Microhodotermes

Most information is known concerning M. viator (i.e. reviewed in Coaton & Sheasby, 1974), which is found mainly in scrubby vegetation types. Found in regions with rainfall 125 mm - 750 mm, and at latitudes from coastal plain to 1,675 m. The Microhodotermes of the Palaearctic are poorly known biologically.

As with other hodotermitids the timing of foraging is dependent on surface temperatures.

Workers forage out of exit holes, which are sealed with soil particles after use. They cut twigs, sticks, bark, leaves, grass and dung into lengths of fragments. Seem to forage for more woody material than Hodotermes. Excess material is piled up around exit holes.

Where food resources are limited, colonies may have exit holes up to 45 m from the hive (Coaton, 1962), but where food is more abundant exit holes are restricted to a narrow belt around the colony centre.
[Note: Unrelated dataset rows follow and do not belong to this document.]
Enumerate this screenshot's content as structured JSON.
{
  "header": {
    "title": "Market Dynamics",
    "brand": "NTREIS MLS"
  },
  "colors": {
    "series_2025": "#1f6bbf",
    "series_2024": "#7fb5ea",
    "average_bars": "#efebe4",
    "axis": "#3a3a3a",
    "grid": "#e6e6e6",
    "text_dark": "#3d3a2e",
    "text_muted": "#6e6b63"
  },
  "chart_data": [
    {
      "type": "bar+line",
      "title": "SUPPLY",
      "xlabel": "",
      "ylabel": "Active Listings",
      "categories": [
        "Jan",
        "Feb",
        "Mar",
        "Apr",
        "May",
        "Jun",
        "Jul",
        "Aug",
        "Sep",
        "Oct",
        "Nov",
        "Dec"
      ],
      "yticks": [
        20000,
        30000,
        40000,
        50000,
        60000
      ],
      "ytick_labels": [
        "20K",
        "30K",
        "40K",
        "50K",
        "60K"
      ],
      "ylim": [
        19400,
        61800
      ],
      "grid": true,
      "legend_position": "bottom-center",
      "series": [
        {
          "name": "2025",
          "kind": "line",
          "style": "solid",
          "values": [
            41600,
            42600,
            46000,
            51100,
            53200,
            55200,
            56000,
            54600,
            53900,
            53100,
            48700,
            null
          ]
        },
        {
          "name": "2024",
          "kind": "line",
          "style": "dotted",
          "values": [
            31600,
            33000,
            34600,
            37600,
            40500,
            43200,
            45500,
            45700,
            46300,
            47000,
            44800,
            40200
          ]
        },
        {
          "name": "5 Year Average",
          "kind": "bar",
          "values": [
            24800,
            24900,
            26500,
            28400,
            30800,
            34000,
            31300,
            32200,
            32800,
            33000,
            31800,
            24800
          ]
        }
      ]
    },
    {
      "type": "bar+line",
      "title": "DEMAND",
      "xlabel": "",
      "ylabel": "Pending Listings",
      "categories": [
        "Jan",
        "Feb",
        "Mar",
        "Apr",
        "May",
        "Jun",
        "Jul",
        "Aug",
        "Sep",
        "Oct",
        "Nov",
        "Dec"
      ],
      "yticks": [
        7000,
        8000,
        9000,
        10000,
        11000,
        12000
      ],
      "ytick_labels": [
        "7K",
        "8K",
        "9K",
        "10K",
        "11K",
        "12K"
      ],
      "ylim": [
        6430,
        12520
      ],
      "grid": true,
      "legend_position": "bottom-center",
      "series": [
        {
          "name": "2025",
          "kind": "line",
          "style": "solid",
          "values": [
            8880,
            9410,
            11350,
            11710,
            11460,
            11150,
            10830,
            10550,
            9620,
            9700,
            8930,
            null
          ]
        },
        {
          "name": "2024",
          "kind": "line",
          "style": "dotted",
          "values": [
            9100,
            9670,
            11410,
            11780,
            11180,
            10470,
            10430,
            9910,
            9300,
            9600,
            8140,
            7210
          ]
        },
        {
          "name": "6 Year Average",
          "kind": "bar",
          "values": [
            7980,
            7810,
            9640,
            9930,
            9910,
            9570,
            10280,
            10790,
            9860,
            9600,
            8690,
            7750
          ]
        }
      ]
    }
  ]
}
Nests consist of a single hive, usually subterranean, connected by narrow galleries to superficial storage chambers, placed close to and connected to the exit holes, and surface waste dumps.

Wate dumps are regularly conical or multi-peaked. Simple conical dumps have a single access tube in the middle, with the walls composed of soil particles stuck together with saliva, linking with subterranean galleries below. Waste soil and vegetable material is deposited at the top of the access tube where they dry slowly and fall down to form the typical conical shape. In larger multi-entrance dumps the access tubes split near their base.

Where dumps are close together near the colony centre they may coalesce to form small mounds. In some areas, and over the course of many years, these mounds can grow to up to 120 cm high extremely hard mounds over the hive centre. In this case tunnels are made through the hard soil and waste material is deposited on to the surface of the mound. Some mounds in parts of Cape Province, South Africa, have probably been continuously occupied for 4,000 years (Moore & Picker, 1991), an order of magnitude longer than known for any other termite species.

The nest cavity is made of carton and is spherical to sub-spherical, with an internal diameter of 30-112 cm. There is no royal cell and the physogastric queen is able to move fairly freely through the hive and may even leave the nest.

Some nests are 90-120 cm deep, but this depends on the depth of soil available, with some which are built on shallow soil over rocks being at the surface. Nests may be found underneath mounds they build themselves, beneath stones on the soil surface, or under and sometimes partially within mounds of Trinervitermes and Amitermes.

In parts of South Africa there are up to ten colonies per hectare, each colony foraging up to 45 m away from the nest centre.

The alate season is very long ranging from October through to May, and this may be due to the very low and erratic rainfall not allowing an obvious flighting period.

The predators of M. viator are discussed in Coaton (1952) and Dean (1988, 1989). A major predator is the specialised ant Opthalmopone hottentota.

Dean (1988) reports attacks by the specialist termite predator, Ammoxenus daedalus, on M. viator. The spider appears to feeds only on smaller workers, detecting their suitability as prey items by touch. When a foraging column is attacked the termite colony responds by ‘swamping’ the area with larger workers, thus making it harder for the spider to find a suitably sized prey item.

Dean (1993) suggests that M. viator may adjust its foraging strategies to avoid predators by foraging unpredictably in time, space and temperature conditions.

The termitophiles of M. viator are discussed in Coaton & Sheasby (1974).